A Computer Vision based Bed Fall Detection algorithm

Introduction
System setup
Why Bed Fall Detection
How I implemented it
Room for improvements
Conclusions

Introduction

I was asked to build a home surveillance system to monitor two elderly people and immediately alert someone if particular types of events occur. In this post, I'll tell you how I implemented the system; I added an important artificial intelligence feature, the Bed Fall Detection, not natively supported by the cameras.

System setup

After a thorough research on the web, I decided to buy three TP-Link Tapo C200 and arrange them in three strategic points of the house:

in front of the entrance door (overlooking the living room);
in the kitchen, the most lived-in area of the house;
in the bedroom, right above the bed, so to monitor them even while sleeping.

a. 2D apartment plan

b. Living.

c. Kitchen.

d. Bedroom.

Fig.1. Arrangement of the cameras in the house

The choice of TP-Link Tapo C200 was very congenial, because they have a low cost (about € 100 for all three) and many interesting features:

night vision up to 8 meters;
1080p resolution;
horizontal movement up to 360° and vertical movement up to 114°;
motion sensor on which to enable notifications;
integrated acoustic and light alarm;
two-way audio to communicate with anyone near the camera;
possibility to store up to 15 days of video on a microSD;
integration with Alexa and Google Assistant.

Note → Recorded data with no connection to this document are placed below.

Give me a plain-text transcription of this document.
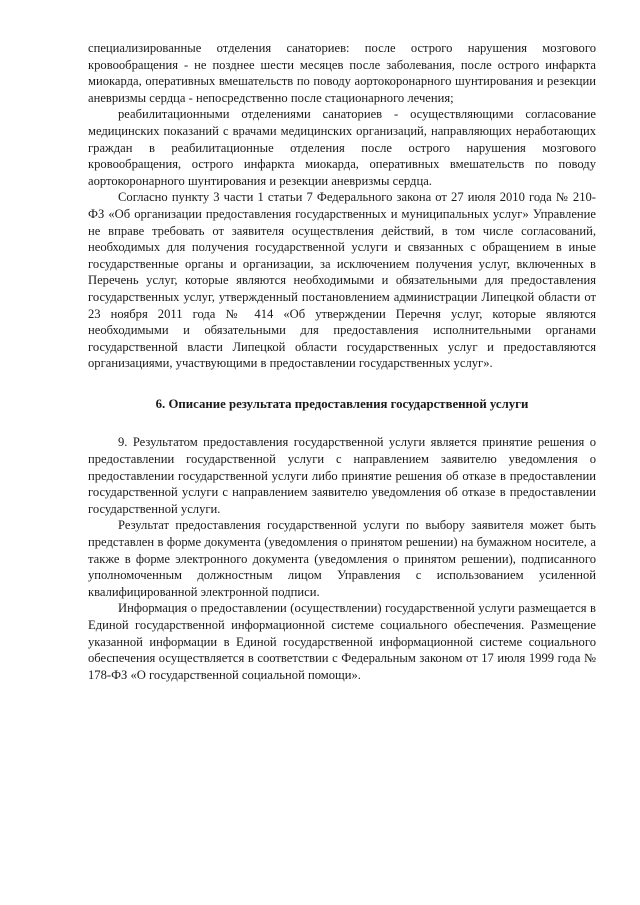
специализированные отделения санаториев: после острого нарушения мозгового кровообращения - не позднее шести месяцев после заболевания, после острого инфаркта миокарда, оперативных вмешательств по поводу аортокоронарного шунтирования и резекции аневризмы сердца - непосредственно после стационарного лечения;

реабилитационными отделениями санаториев - осуществляющими согласование медицинских показаний с врачами медицинских организаций, направляющих неработающих граждан в реабилитационные отделения после острого нарушения мозгового кровообращения, острого инфаркта миокарда, оперативных вмешательств по поводу аортокоронарного шунтирования и резекции аневризмы сердца.

Согласно пункту 3 части 1 статьи 7 Федерального закона от 27 июля 2010 года № 210-ФЗ «Об организации предоставления государственных и муниципальных услуг» Управление не вправе требовать от заявителя осуществления действий, в том числе согласований, необходимых для получения государственной услуги и связанных с обращением в иные государственные органы и организации, за исключением получения услуг, включенных в Перечень услуг, которые являются необходимыми и обязательными для предоставления государственных услуг, утвержденный постановлением администрации Липецкой области от 23 ноября 2011 года № 414 «Об утверждении Перечня услуг, которые являются необходимыми и обязательными для предоставления исполнительными органами государственной власти Липецкой области государственных услуг и предоставляются организациями, участвующими в предоставлении государственных услуг».

6. Описание результата предоставления государственной услуги

9. Результатом предоставления государственной услуги является принятие решения о предоставлении государственной услуги с направлением заявителю уведомления о предоставлении государственной услуги либо принятие решения об отказе в предоставлении государственной услуги с направлением заявителю уведомления об отказе в предоставлении государственной услуги.

Результат предоставления государственной услуги по выбору заявителя может быть представлен в форме документа (уведомления о принятом решении) на бумажном носителе, а также в форме электронного документа (уведомления о принятом решении), подписанного уполномоченным должностным лицом Управления с использованием усиленной квалифицированной электронной подписи.

Информация о предоставлении (осуществлении) государственной услуги размещается в Единой государственной информационной системе социального обеспечения. Размещение указанной информации в Единой государственной информационной системе социального обеспечения осуществляется в соответствии с Федеральным законом от 17 июля 1999 года № 178-ФЗ «О государственной социальной помощи».
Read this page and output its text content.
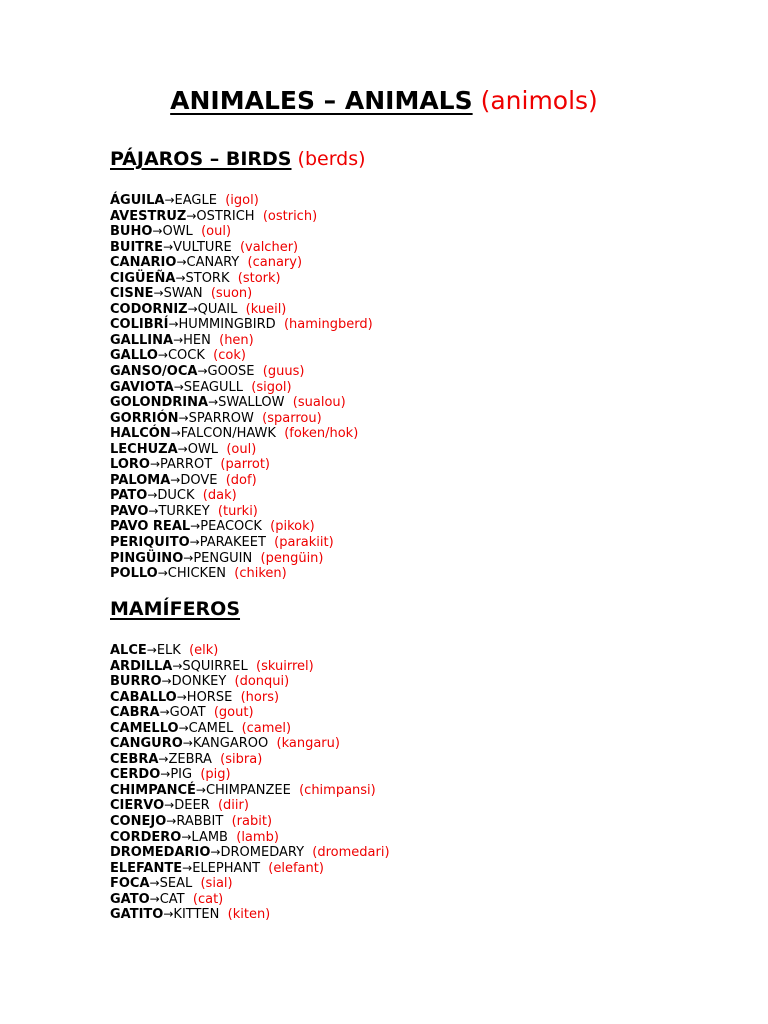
ANIMALES – ANIMALS (animols)
PÁJAROS – BIRDS (berds)
ÁGUILA→EAGLE (igol)
AVESTRUZ→OSTRICH (ostrich)
BUHO→OWL (oul)
BUITRE→VULTURE (valcher)
CANARIO→CANARY (canary)
CIGÜEÑA→STORK (stork)
CISNE→SWAN (suon)
CODORNIZ→QUAIL (kueil)
COLIBRÍ→HUMMINGBIRD (hamingberd)
GALLINA→HEN (hen)
GALLO→COCK (cok)
GANSO/OCA→GOOSE (guus)
GAVIOTA→SEAGULL (sigol)
GOLONDRINA→SWALLOW (sualou)
GORRIÓN→SPARROW (sparrou)
HALCÓN→FALCON/HAWK (foken/hok)
LECHUZA→OWL (oul)
LORO→PARROT (parrot)
PALOMA→DOVE (dof)
PATO→DUCK (dak)
PAVO→TURKEY (turki)
PAVO REAL→PEACOCK (pikok)
PERIQUITO→PARAKEET (parakiit)
PINGÜINO→PENGUIN (pengüin)
POLLO→CHICKEN (chiken)
MAMÍFEROS
ALCE→ELK (elk)
ARDILLA→SQUIRREL (skuirrel)
BURRO→DONKEY (donqui)
CABALLO→HORSE (hors)
CABRA→GOAT (gout)
CAMELLO→CAMEL (camel)
CANGURO→KANGAROO (kangaru)
CEBRA→ZEBRA (sibra)
CERDO→PIG (pig)
CHIMPANCÉ→CHIMPANZEE (chimpansi)
CIERVO→DEER (diir)
CONEJO→RABBIT (rabit)
CORDERO→LAMB (lamb)
DROMEDARIO→DROMEDARY (dromedari)
ELEFANTE→ELEPHANT (elefant)
FOCA→SEAL (sial)
GATO→CAT (cat)
GATITO→KITTEN (kiten)
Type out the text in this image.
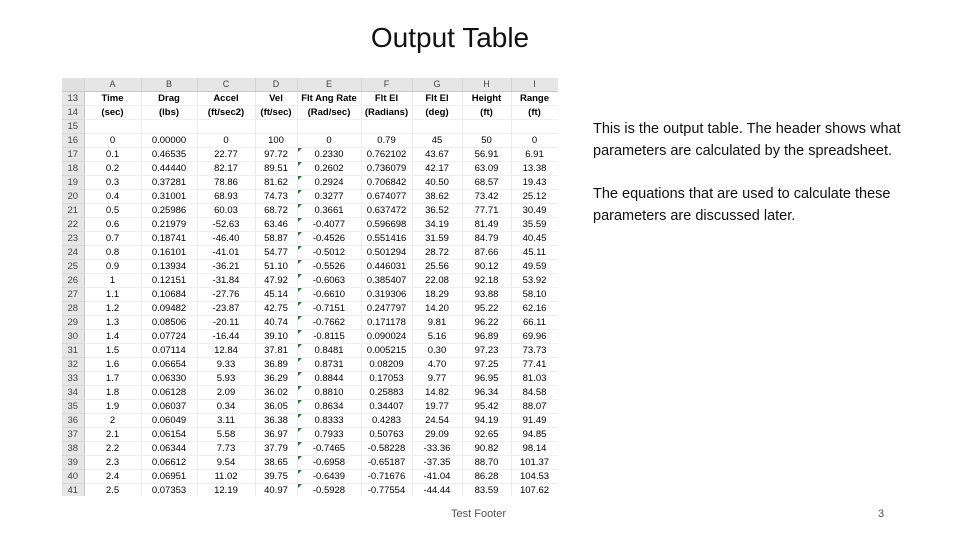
Output Table
	A	B	C	D	E	F	G	H	I
13	Time	Drag	Accel	Vel	Flt Ang Rate	Flt El	Flt El	Height	Range
14	(sec)	(lbs)	(ft/sec2)	(ft/sec)	(Rad/sec)	(Radians)	(deg)	(ft)	(ft)
15									
16	0	0.00000	0	100	0	0.79	45	50	0
17	0.1	0.46535	22.77	97.72	0.2330	0.762102	43.67	56.91	6.91
18	0.2	0.44440	82.17	89.51	0.2602	0.736079	42.17	63.09	13.38
19	0.3	0.37281	78.86	81.62	0.2924	0.706842	40.50	68.57	19.43
20	0.4	0.31001	68.93	74.73	0.3277	0.674077	38.62	73.42	25.12
21	0.5	0.25986	60.03	68.72	0.3661	0.637472	36.52	77.71	30.49
22	0.6	0.21979	-52.63	63.46	-0.4077	0.596698	34.19	81.49	35.59
23	0.7	0.18741	-46.40	58.87	-0.4526	0.551416	31.59	84.79	40.45
24	0.8	0.16101	-41.01	54.77	-0.5012	0.501294	28.72	87.66	45.11
25	0.9	0.13934	-36.21	51.10	-0.5526	0.446031	25.56	90.12	49.59
26	1	0.12151	-31.84	47.92	-0.6063	0.385407	22.08	92.18	53.92
27	1.1	0.10684	-27.76	45.14	-0.6610	0.319306	18.29	93.88	58.10
28	1.2	0.09482	-23.87	42.75	-0.7151	0.247797	14.20	95.22	62.16
29	1.3	0.08506	-20.11	40.74	-0.7662	0.171178	9.81	96.22	66.11
30	1.4	0.07724	-16.44	39.10	-0.8115	0.090024	5.16	96.89	69.96
31	1.5	0.07114	12.84	37.81	0.8481	0.005215	0.30	97.23	73.73
32	1.6	0.06654	9.33	36.89	0.8731	0.08209	4.70	97.25	77.41
33	1.7	0.06330	5.93	36.29	0.8844	0.17053	9.77	96.95	81.03
34	1.8	0.06128	2.09	36.02	0.8810	0.25883	14.82	96.34	84.58
35	1.9	0.06037	0.34	36.05	0.8634	0.34407	19.77	95.42	88.07
36	2	0.06049	3.11	36.38	0.8333	0.4283	24.54	94.19	91.49
37	2.1	0.06154	5.58	36.97	0.7933	0.50763	29.09	92.65	94.85
38	2.2	0.06344	7.73	37.79	-0.7465	-0.58228	-33.36	90.82	98.14
39	2.3	0.06612	9.54	38.65	-0.6958	-0.65187	-37.35	88.70	101.37
40	2.4	0.06951	11.02	39.75	-0.6439	-0.71676	-41.04	86.28	104.53
41	2.5	0.07353	12.19	40.97	-0.5928	-0.77554	-44.44	83.59	107.62

This is the output table. The header shows what parameters are calculated by the spreadsheet.

The equations that are used to calculate these parameters are discussed later.

Test Footer	3
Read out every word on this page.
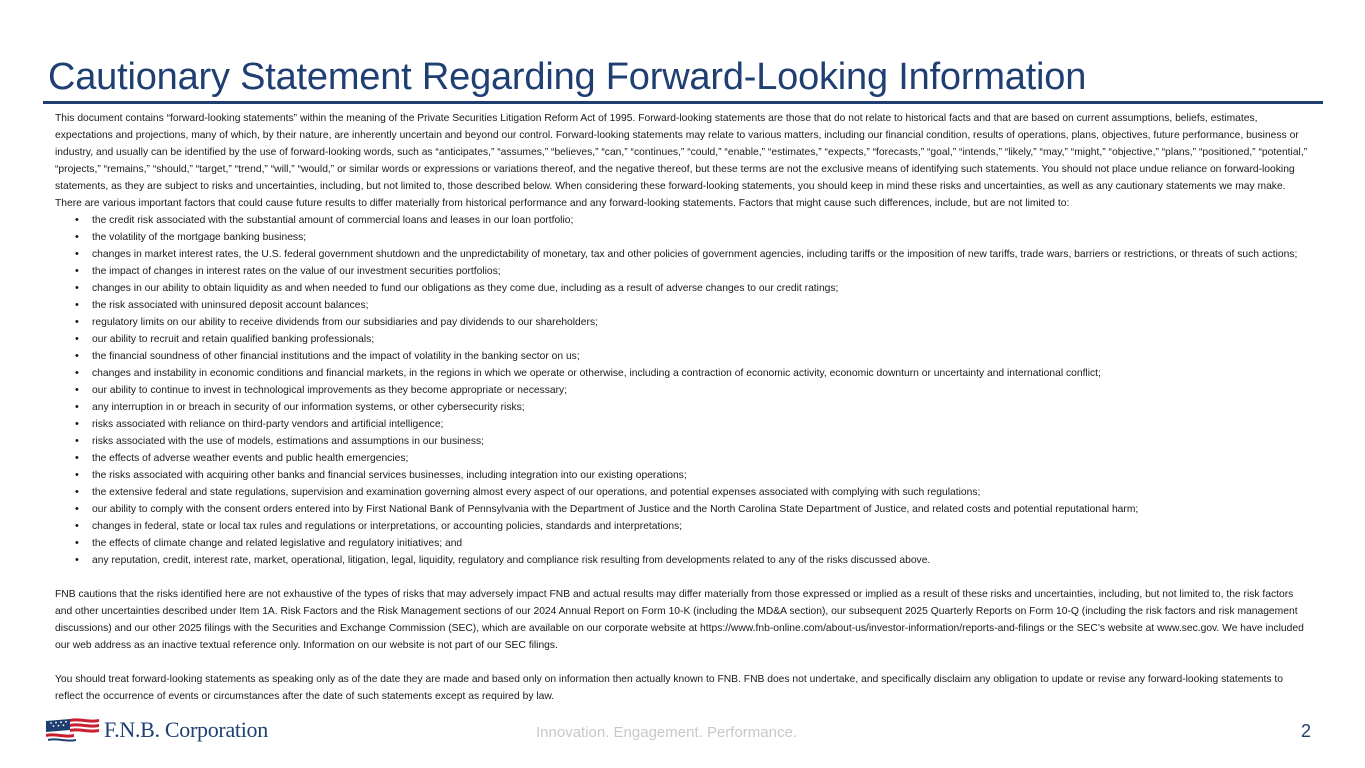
Cautionary Statement Regarding Forward-Looking Information

This document contains “forward-looking statements” within the meaning of the Private Securities Litigation Reform Act of 1995. Forward-looking statements are those that do not relate to historical facts and that are based on current assumptions, beliefs, estimates, expectations and projections, many of which, by their nature, are inherently uncertain and beyond our control. Forward-looking statements may relate to various matters, including our financial condition, results of operations, plans, objectives, future performance, business or industry, and usually can be identified by the use of forward-looking words, such as “anticipates,” “assumes,” “believes,” “can,” “continues,” “could,” “enable,” “estimates,” “expects,” “forecasts,” “goal,” “intends,” “likely,” “may,” “might,” “objective,” “plans,” “positioned,” “potential,” “projects,” “remains,” “should,” “target,” “trend,” “will,” “would,” or similar words or expressions or variations thereof, and the negative thereof, but these terms are not the exclusive means of identifying such statements. You should not place undue reliance on forward-looking statements, as they are subject to risks and uncertainties, including, but not limited to, those described below. When considering these forward-looking statements, you should keep in mind these risks and uncertainties, as well as any cautionary statements we may make.

There are various important factors that could cause future results to differ materially from historical performance and any forward-looking statements. Factors that might cause such differences, include, but are not limited to:

• the credit risk associated with the substantial amount of commercial loans and leases in our loan portfolio;
• the volatility of the mortgage banking business;
• changes in market interest rates, the U.S. federal government shutdown and the unpredictability of monetary, tax and other policies of government agencies, including tariffs or the imposition of new tariffs, trade wars, barriers or restrictions, or threats of such actions;
• the impact of changes in interest rates on the value of our investment securities portfolios;
• changes in our ability to obtain liquidity as and when needed to fund our obligations as they come due, including as a result of adverse changes to our credit ratings;
• the risk associated with uninsured deposit account balances;
• regulatory limits on our ability to receive dividends from our subsidiaries and pay dividends to our shareholders;
• our ability to recruit and retain qualified banking professionals;
• the financial soundness of other financial institutions and the impact of volatility in the banking sector on us;
• changes and instability in economic conditions and financial markets, in the regions in which we operate or otherwise, including a contraction of economic activity, economic downturn or uncertainty and international conflict;
• our ability to continue to invest in technological improvements as they become appropriate or necessary;
• any interruption in or breach in security of our information systems, or other cybersecurity risks;
• risks associated with reliance on third-party vendors and artificial intelligence;
• risks associated with the use of models, estimations and assumptions in our business;
• the effects of adverse weather events and public health emergencies;
• the risks associated with acquiring other banks and financial services businesses, including integration into our existing operations;
• the extensive federal and state regulations, supervision and examination governing almost every aspect of our operations, and potential expenses associated with complying with such regulations;
• our ability to comply with the consent orders entered into by First National Bank of Pennsylvania with the Department of Justice and the North Carolina State Department of Justice, and related costs and potential reputational harm;
• changes in federal, state or local tax rules and regulations or interpretations, or accounting policies, standards and interpretations;
• the effects of climate change and related legislative and regulatory initiatives; and
• any reputation, credit, interest rate, market, operational, litigation, legal, liquidity, regulatory and compliance risk resulting from developments related to any of the risks discussed above.

FNB cautions that the risks identified here are not exhaustive of the types of risks that may adversely impact FNB and actual results may differ materially from those expressed or implied as a result of these risks and uncertainties, including, but not limited to, the risk factors and other uncertainties described under Item 1A. Risk Factors and the Risk Management sections of our 2024 Annual Report on Form 10-K (including the MD&A section), our subsequent 2025 Quarterly Reports on Form 10-Q (including the risk factors and risk management discussions) and our other 2025 filings with the Securities and Exchange Commission (SEC), which are available on our corporate website at https://www.fnb-online.com/about-us/investor-information/reports-and-filings or the SEC’s website at www.sec.gov. We have included our web address as an inactive textual reference only. Information on our website is not part of our SEC filings.

You should treat forward-looking statements as speaking only as of the date they are made and based only on information then actually known to FNB. FNB does not undertake, and specifically disclaim any obligation to update or revise any forward-looking statements to reflect the occurrence of events or circumstances after the date of such statements except as required by law.

F.N.B. Corporation	Innovation. Engagement. Performance.	2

Anyway, the most important thing is that there is an (unofficial) SDK, called PyTapo, available on Pypi at https://pypi.org/project/pytapo, that allows to interact with the webcams, take the video stream and process it.

Through a brief configuration from the dedicated app, I connected the three webcams to the Wi-Fi network. I set up a Raspberry Pi 3 near the modem (exactly in the center of the house) to capture and process the video stream of the webcams in real-time. So I wrote a program in Python which runs on the Raspberry and, through the PyTapo library, connects to the webcams, then performs operations on the video streams.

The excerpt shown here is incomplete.